Погруженный в свои мысли, Никита вернулся в дом, положил кинжал на стол в сенях и пошел проведать Юсуфа.
Тот лежал в бреду, без памяти. Войдя в спальню мурзы, князь вдруг почувствовал, что кто-то стоит за его спиной. Никита резко обернулся. Черная тень метнулась в сени. Вспомнив о кинжале, Ухтомский бросился туда, но опоздал. Как он и ожидал, кинжал со стола исчез, свет в сенях снова погас, а из раскрытого окна тянуло солоноватым морским бризом.
На крыльце князь Алексей прощался с Ибрагимом. Несмотря на горе, постигшее его, молодой Юсупов старался держаться твердо, даже вспомнил об обещанной рыбе да икре с Каспия и приказал слугам погрузить на повозку гостинцы и везти к дому князей Шелешпанских. Алексей Петрович троекратно расцеловался с Ибрагимом. Тот низко поклонился князю.

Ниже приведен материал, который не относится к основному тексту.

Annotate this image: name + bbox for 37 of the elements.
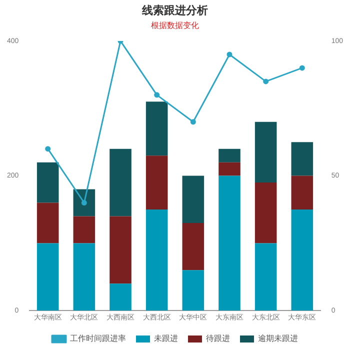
- bar: [291, 142, 314, 176]
- bar: [182, 176, 204, 223]
- point: [81, 200, 87, 206]
- bar: [291, 176, 314, 210]
- legend-label: 逾期未跟进: [258, 334, 298, 344]
- chart-title: 线索跟进分析: [140, 3, 209, 18]
- bar: [146, 156, 168, 210]
- bar: [36, 243, 59, 311]
- bar: [254, 182, 277, 244]
- bar: [254, 122, 277, 183]
- point: [190, 119, 196, 125]
- point: [154, 92, 160, 98]
- point: [226, 52, 232, 58]
- bar: [218, 176, 240, 311]
- bar: [36, 202, 59, 244]
- bar: [146, 102, 168, 156]
- bar: [182, 222, 204, 270]
- bar: [110, 216, 132, 284]
- bar: [146, 210, 168, 311]
- bar: [110, 148, 132, 216]
- bar: [291, 210, 314, 311]
- legend-label: 未跟进: [154, 334, 178, 344]
- bar: [73, 216, 96, 244]
- bar: [218, 148, 240, 162]
- point: [45, 146, 51, 152]
- legend-label: 工作时间跟进率: [70, 334, 126, 344]
- bar: [36, 162, 59, 203]
- chart-subtitle: 根据数据变化: [150, 20, 200, 31]
- point: [263, 78, 269, 84]
- bar: [110, 284, 132, 311]
- bar: [73, 243, 96, 311]
- bar: [218, 162, 240, 176]
- bar: [73, 189, 96, 216]
- bar: [254, 243, 277, 311]
- legend-label: 待跟进: [206, 334, 230, 344]
- bar: [182, 270, 204, 311]
- point: [299, 65, 305, 71]
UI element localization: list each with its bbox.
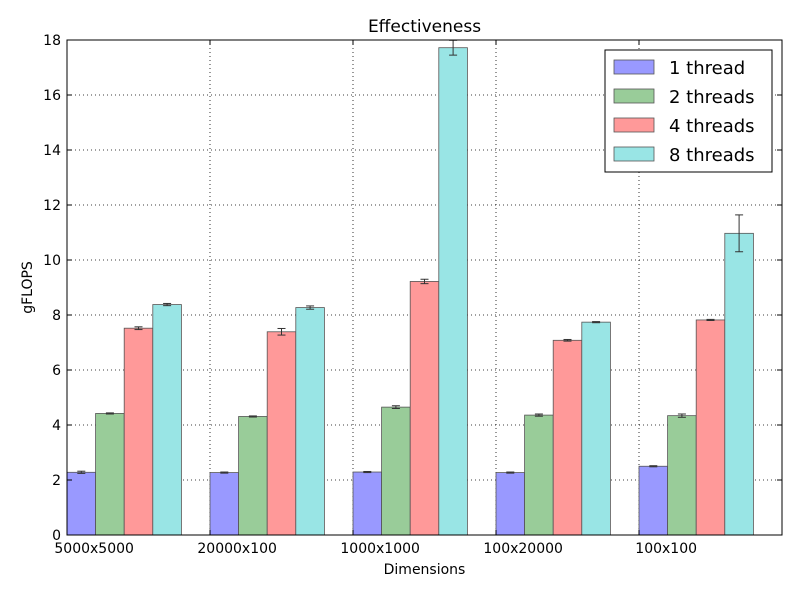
bar [495,472,526,536]
error-bar [248,415,257,418]
chart-title: Effectiveness [368,17,481,37]
legend-swatch [613,59,655,75]
y-tick-label: 10 [43,253,61,269]
bar [667,415,697,536]
error-bar [77,470,86,474]
bar [266,331,297,536]
error-bar [105,412,114,415]
bar [95,413,125,536]
bar [123,327,154,536]
bar [524,414,554,536]
error-bar [649,465,658,468]
bar [581,321,611,536]
bar [552,339,583,536]
legend-swatch [613,88,655,104]
error-bar [534,413,543,417]
y-tick-label: 16 [43,88,61,104]
x-tick-label: 100x100 [635,541,697,557]
y-tick-label: 0 [52,528,61,544]
legend: 1 thread 2 threads 4 threads 8 threads [604,49,773,173]
bar [209,472,240,536]
bar [638,465,669,536]
bar [295,307,325,536]
error-bar [391,405,400,409]
error-bar [420,278,429,285]
error-bar [735,214,744,253]
y-axis-label: gFLOPS [20,261,36,314]
error-bar [277,327,286,336]
bar [438,47,468,536]
error-bar [563,338,572,342]
bar [66,471,97,536]
bar [409,281,440,536]
bar [695,319,726,536]
bar [381,406,411,536]
error-bar [363,470,372,474]
x-tick-label: 5000x5000 [54,541,134,557]
error-bar [163,302,172,307]
bar [724,232,754,536]
error-bar [677,413,686,418]
bar [238,416,268,536]
error-bar [706,318,715,321]
axis-ticks: 0 2 4 6 8 10 12 14 16 18 5000x5000 20000x100 1000x10… [43,33,782,557]
x-tick-label: 100x20000 [483,541,563,557]
x-tick-label: 20000x100 [197,541,277,557]
bar [152,304,182,536]
error-bar [592,321,601,324]
legend-label: 8 threads [669,145,755,166]
bars [66,47,754,536]
y-tick-label: 18 [43,33,61,49]
bar [352,471,383,536]
error-bar [134,326,143,331]
y-tick-label: 14 [43,143,61,159]
legend-swatch [613,117,655,133]
y-tick-label: 12 [43,198,61,214]
legend-label: 1 thread [669,58,745,79]
legend-swatch [613,146,655,162]
y-tick-label: 4 [52,418,61,434]
plot-frame [66,39,783,536]
legend-label: 2 threads [669,87,755,108]
error-bar [220,471,229,474]
error-bar [506,471,515,474]
x-axis-label: Dimensions [384,562,466,578]
legend-label: 4 threads [669,116,755,137]
y-tick-label: 2 [52,473,61,489]
x-tick-label: 1000x1000 [340,541,420,557]
y-tick-label: 6 [52,363,61,379]
y-tick-label: 8 [52,308,61,324]
grid-lines [67,40,782,535]
error-bar [306,305,315,310]
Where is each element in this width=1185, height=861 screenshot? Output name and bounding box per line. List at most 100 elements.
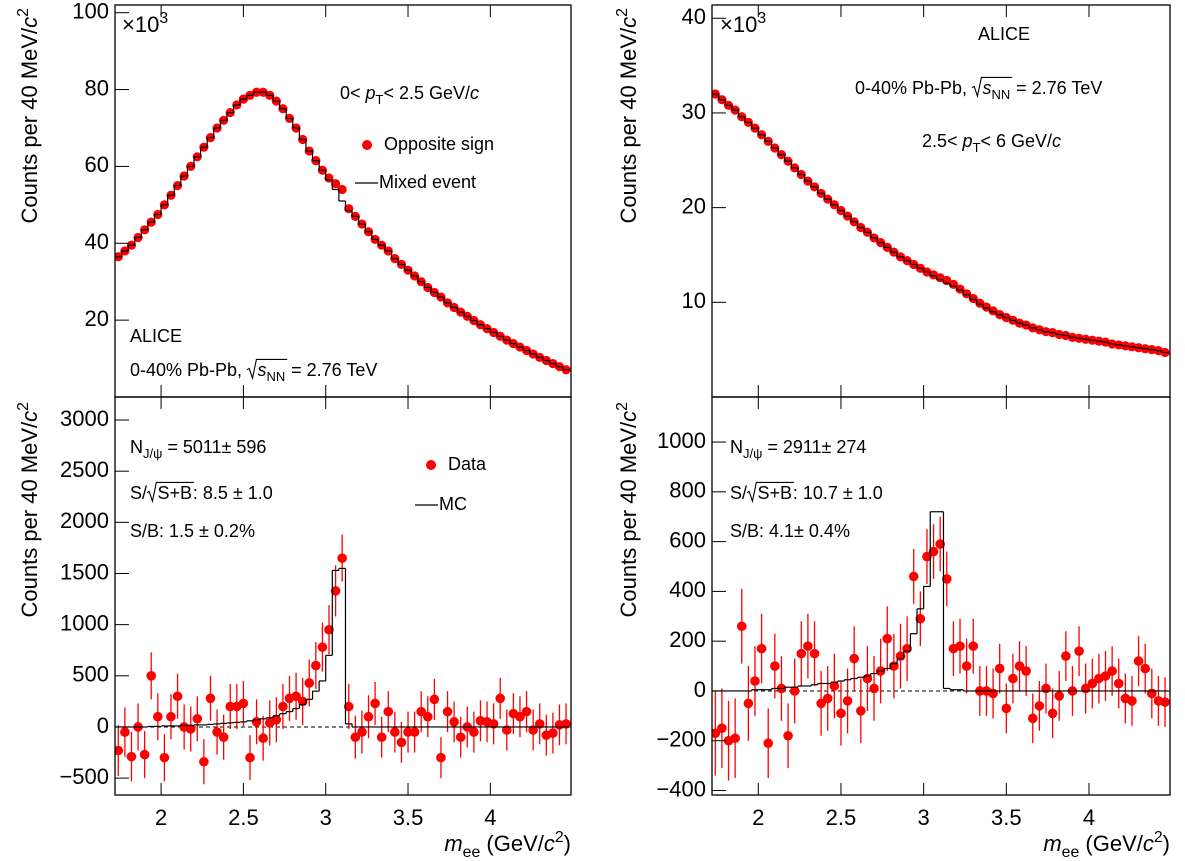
axis-multiplier: 3 [159, 10, 168, 27]
annotation: NN [267, 369, 286, 384]
data-point [139, 749, 150, 760]
x-tick-label: 3.5 [393, 805, 424, 830]
y-axis-title: c [616, 411, 641, 422]
axis-multiplier-group: ×10 3 [122, 10, 168, 37]
x-tick-label: 2 [752, 805, 764, 830]
y-axis-title: Counts per 40 MeV/ [616, 421, 641, 618]
plot-area [115, 534, 571, 785]
y-tick-label: 400 [669, 577, 706, 602]
data-point [501, 725, 512, 735]
data-point [849, 653, 859, 664]
x-axis-title: c [1143, 831, 1154, 856]
annotation: 0-40% Pb-Pb, [855, 78, 972, 98]
data-point [915, 613, 926, 624]
data-point [856, 706, 866, 716]
data-point [1140, 663, 1150, 674]
y-axis-title: Counts per 40 MeV/ [17, 421, 42, 618]
data-point [961, 661, 972, 671]
data-point [449, 717, 459, 727]
sqrt-sign [971, 76, 1013, 99]
annotation-group: S/S+B: 10.7 ± 1.0 [730, 481, 883, 504]
data-point [350, 732, 361, 742]
data-point [126, 751, 137, 762]
data-point [153, 711, 163, 722]
data-point [205, 693, 216, 704]
data-point [789, 686, 800, 696]
annotation: = 2.76 TeV [1011, 78, 1102, 98]
annotation: s [258, 360, 267, 380]
data-point [561, 719, 571, 729]
step-riser [147, 568, 353, 727]
data-point [515, 711, 525, 722]
data-point [218, 732, 229, 742]
data-point [455, 732, 466, 742]
data-point [383, 706, 394, 717]
plot-area [712, 89, 1170, 358]
annotation: N [730, 437, 743, 457]
x-axis-title: (GeV/ [480, 831, 544, 856]
data-point [363, 711, 374, 722]
data-point [928, 546, 939, 557]
data-point [1113, 678, 1124, 689]
annotation-group: S/B: 4.1± 0.4% [730, 521, 850, 541]
annotation: S/B: 4.1± 0.4% [730, 521, 850, 541]
sqrt-sign [146, 481, 194, 504]
annotation: c [470, 83, 479, 103]
data-point [442, 706, 453, 717]
data-point [1047, 708, 1058, 719]
y-axis-title: Counts per 40 MeV/ [616, 27, 641, 224]
data-point [337, 184, 347, 195]
x-axis-title: (GeV/ [1079, 831, 1143, 856]
legend-marker [426, 460, 436, 470]
annotation: : 10.7 ± 1.0 [793, 483, 883, 503]
annotation-group: S/S+B: 8.5 ± 1.0 [130, 481, 273, 504]
y-axis-title: c [616, 17, 641, 28]
data-point [770, 661, 780, 671]
sqrt-sign [746, 481, 794, 504]
data-point [376, 732, 387, 742]
data-point [199, 756, 209, 767]
y-tick-label: 200 [669, 627, 706, 652]
annotation-group: N J/ψ = 5011± 596 [130, 437, 266, 461]
y-tick-label: −200 [656, 727, 706, 752]
data-point [343, 701, 354, 712]
data-point [495, 693, 506, 704]
axis-multiplier: ×10 [720, 12, 757, 37]
data-point [1001, 703, 1012, 714]
legend-label: Data [448, 454, 487, 474]
plot-frame [711, 396, 1171, 796]
data-point [968, 293, 978, 304]
annotation: s [983, 78, 992, 98]
data-point [534, 719, 545, 729]
y-axis-title-group: Counts per 40 MeV/c2 [15, 402, 42, 617]
data-point [436, 752, 446, 763]
axis-multiplier: 3 [757, 10, 766, 27]
data-point [922, 551, 932, 562]
x-tick-label: 3 [918, 805, 930, 830]
data-point [908, 571, 919, 582]
data-point [548, 728, 558, 738]
data-point [357, 727, 367, 737]
x-tick-label: 2 [155, 805, 167, 830]
plot-area [115, 87, 571, 375]
y-axis-title: 2 [15, 402, 32, 411]
y-tick-label: 100 [72, 0, 109, 23]
data-point [416, 706, 426, 717]
data-point [955, 284, 965, 294]
data-point [330, 179, 341, 189]
data-point [955, 641, 965, 651]
axis-multiplier-group: ×10 3 [720, 10, 766, 37]
annotation: < 6 GeV/ [980, 131, 1052, 151]
data-point [192, 713, 203, 724]
data-point [717, 723, 727, 734]
y-axis-title: Counts per 40 MeV/ [17, 27, 42, 224]
data-point [1133, 656, 1144, 666]
legend-marker [362, 140, 372, 150]
y-axis-title: 2 [614, 402, 631, 411]
data-point [730, 733, 740, 744]
data-point [1107, 666, 1117, 676]
data-point [750, 676, 760, 686]
data-point [988, 688, 998, 699]
data-point [172, 691, 183, 702]
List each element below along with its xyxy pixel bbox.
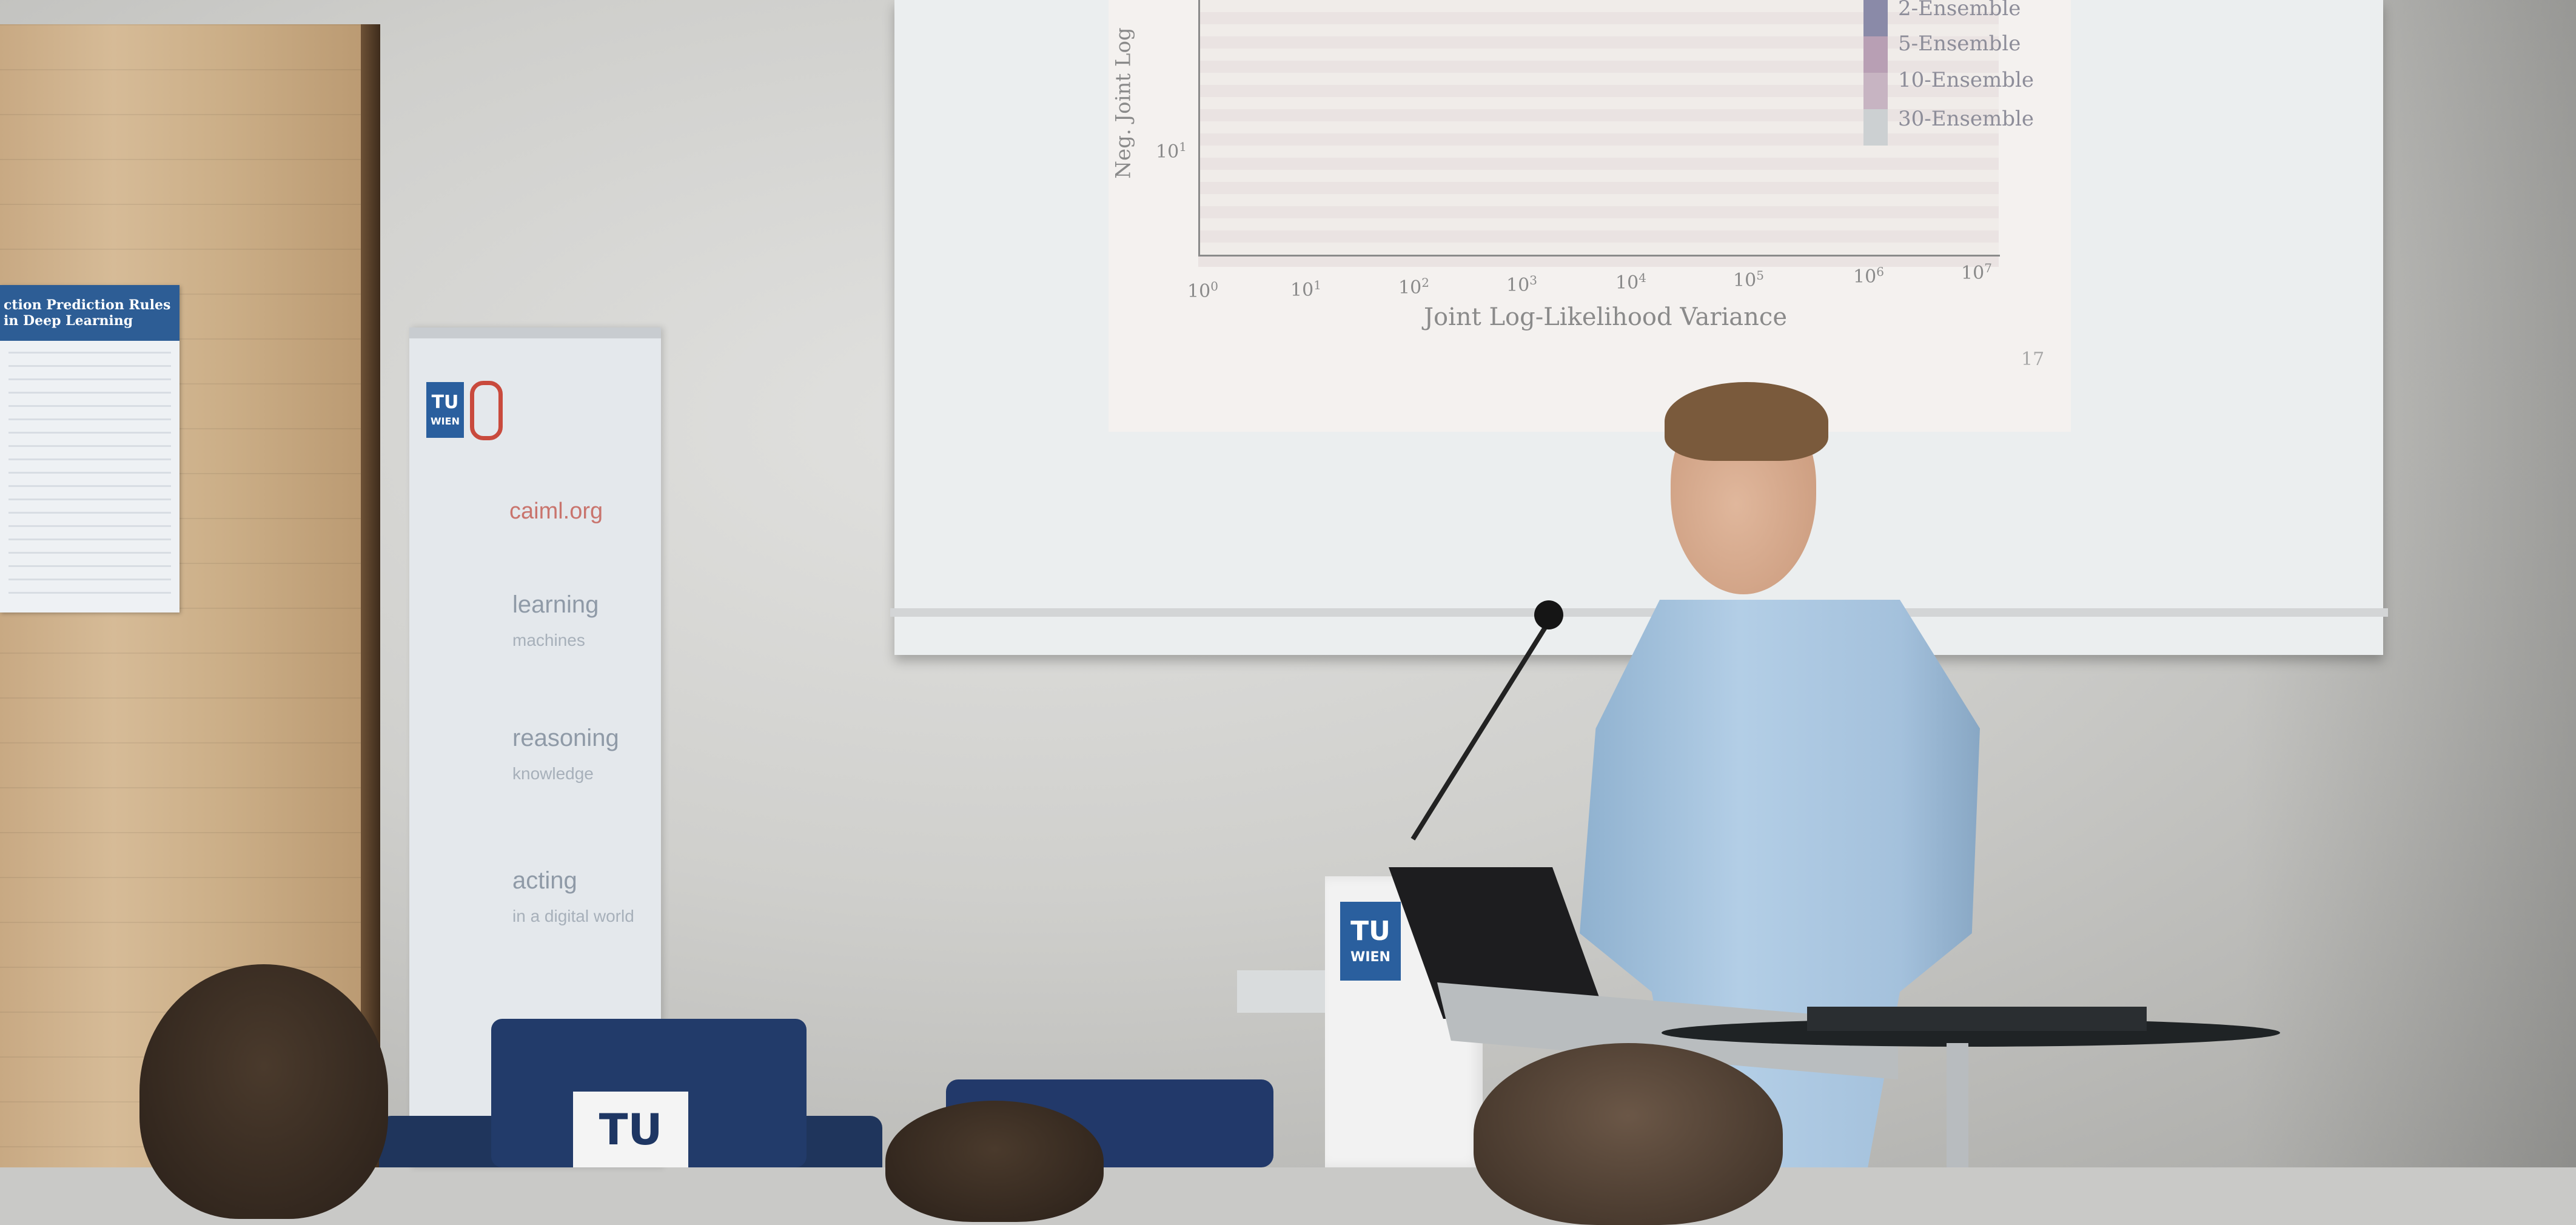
- x-axis-label: Joint Log-Likelihood Variance: [1424, 303, 1787, 331]
- banner-word-acting: acting: [512, 867, 577, 894]
- x-tick-base: 10: [1398, 277, 1422, 298]
- speaker-hair: [1665, 382, 1828, 461]
- screen-bottom-bar: [890, 608, 2388, 617]
- table-pole: [1947, 1043, 1968, 1167]
- x-tick-base: 10: [1961, 263, 1985, 284]
- banner-sub-digital-world: in a digital world: [512, 907, 634, 925]
- legend-swatch: [1863, 109, 1888, 146]
- banner-site: caiml.org: [509, 498, 603, 524]
- banner-top-bar: [409, 327, 661, 338]
- x-tick-label: 105: [1733, 268, 1764, 291]
- x-tick-exp: 7: [1984, 261, 1992, 275]
- x-tick-base: 10: [1733, 270, 1757, 291]
- audience-head: [1474, 1043, 1783, 1225]
- legend-label: 2-Ensemble: [1898, 0, 2021, 21]
- x-tick-exp: 3: [1529, 273, 1537, 287]
- x-tick-base: 10: [1187, 281, 1211, 302]
- legend-swatch: [1863, 36, 1888, 73]
- x-tick-base: 10: [1506, 275, 1530, 296]
- legend-label: 30-Ensemble: [1898, 107, 2034, 131]
- y-tick-exp: 1: [1179, 139, 1187, 154]
- x-tick-base: 10: [1615, 272, 1639, 294]
- slide-page-number: 17: [2021, 349, 2045, 370]
- banner-small-text: [506, 393, 628, 417]
- x-tick-label: 104: [1615, 270, 1646, 294]
- y-axis: [1198, 0, 1200, 257]
- x-tick-exp: 6: [1876, 264, 1884, 279]
- x-tick-label: 107: [1961, 261, 1992, 284]
- closed-laptop: [1807, 1007, 2147, 1031]
- logo-wien: WIEN: [431, 415, 460, 427]
- podium-logo-wien: WIEN: [1350, 950, 1390, 965]
- banner-sub-knowledge: knowledge: [512, 764, 594, 783]
- cushion-tu-logo: TU: [573, 1092, 688, 1167]
- x-tick-exp: 1: [1313, 278, 1321, 292]
- x-tick-label: 102: [1398, 275, 1429, 298]
- y-tick-base: 10: [1156, 141, 1179, 163]
- legend: 2-Ensemble 5-Ensemble 10-Ensemble 30-Ens…: [1863, 0, 2045, 146]
- banner-sub-machines: machines: [512, 631, 585, 649]
- x-tick-exp: 4: [1639, 270, 1646, 285]
- audience-head: [885, 1101, 1104, 1222]
- tu-wien-logo: TU WIEN: [426, 382, 464, 438]
- legend-swatch: [1863, 0, 1888, 36]
- x-axis: [1199, 255, 2000, 257]
- x-tick-label: 103: [1506, 273, 1537, 296]
- x-tick-exp: 5: [1756, 268, 1764, 283]
- caiml-ring-logo: [470, 381, 503, 440]
- y-axis-label: Neg. Joint Log: [1111, 27, 1136, 179]
- legend-label: 10-Ensemble: [1898, 68, 2034, 92]
- legend-swatch: [1863, 73, 1888, 109]
- projected-slide: Neg. Joint Log 101 100 101 102 103 104 1…: [1109, 0, 2071, 432]
- x-tick-base: 10: [1853, 266, 1877, 287]
- poster-body: [8, 352, 171, 600]
- podium-tu-wien-logo: TU WIEN: [1340, 902, 1401, 981]
- x-tick-base: 10: [1290, 280, 1314, 301]
- research-poster: ction Prediction Rules in Deep Learning: [0, 285, 179, 612]
- audience-head: [139, 964, 388, 1219]
- legend-label: 5-Ensemble: [1898, 32, 2021, 56]
- banner-word-reasoning: reasoning: [512, 725, 619, 751]
- x-tick-label: 106: [1853, 264, 1884, 287]
- x-tick-exp: 2: [1421, 275, 1429, 290]
- x-tick-exp: 0: [1210, 279, 1218, 294]
- banner-word-learning: learning: [512, 591, 599, 618]
- microphone-head: [1534, 600, 1563, 629]
- y-tick-label: 101: [1156, 139, 1187, 163]
- podium-logo-tu: TU: [1350, 916, 1390, 947]
- logo-tu: TU: [431, 392, 459, 413]
- x-tick-label: 100: [1187, 279, 1218, 302]
- wood-panel-edge: [361, 24, 380, 1167]
- poster-title: ction Prediction Rules in Deep Learning: [0, 285, 179, 341]
- x-tick-label: 101: [1290, 278, 1321, 301]
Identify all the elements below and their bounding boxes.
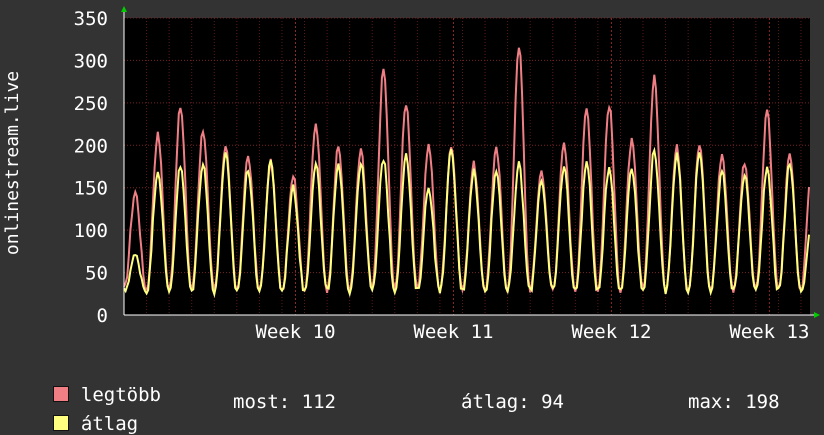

— Ты уж, Ибрагим, если что — сразу к нам посылай. Что бы у тебя по жизни ни вышло, всегда поможем. За отца молись, даст Бог — полегчает. А мы подумаем, я с княгиней своей посоветуюсь, может, еще какое лекарство добудем. Она у меня по делам врачевания искусна.
— Благодарю, Алексей Петрович, — насилу выдавил из себя улыбку Ибрагим.
— Здоров сам будь, Ибрагимка, — Никита обнял своего сверстника на прощание. — Чай, свидимся еще. Печальная гостьба у нас вышла. Да ты не кручинься. Одолеем лиходеев-супостатов. Уж Юсуфа я им не прощу, итальянцам этим или ляхам поганым!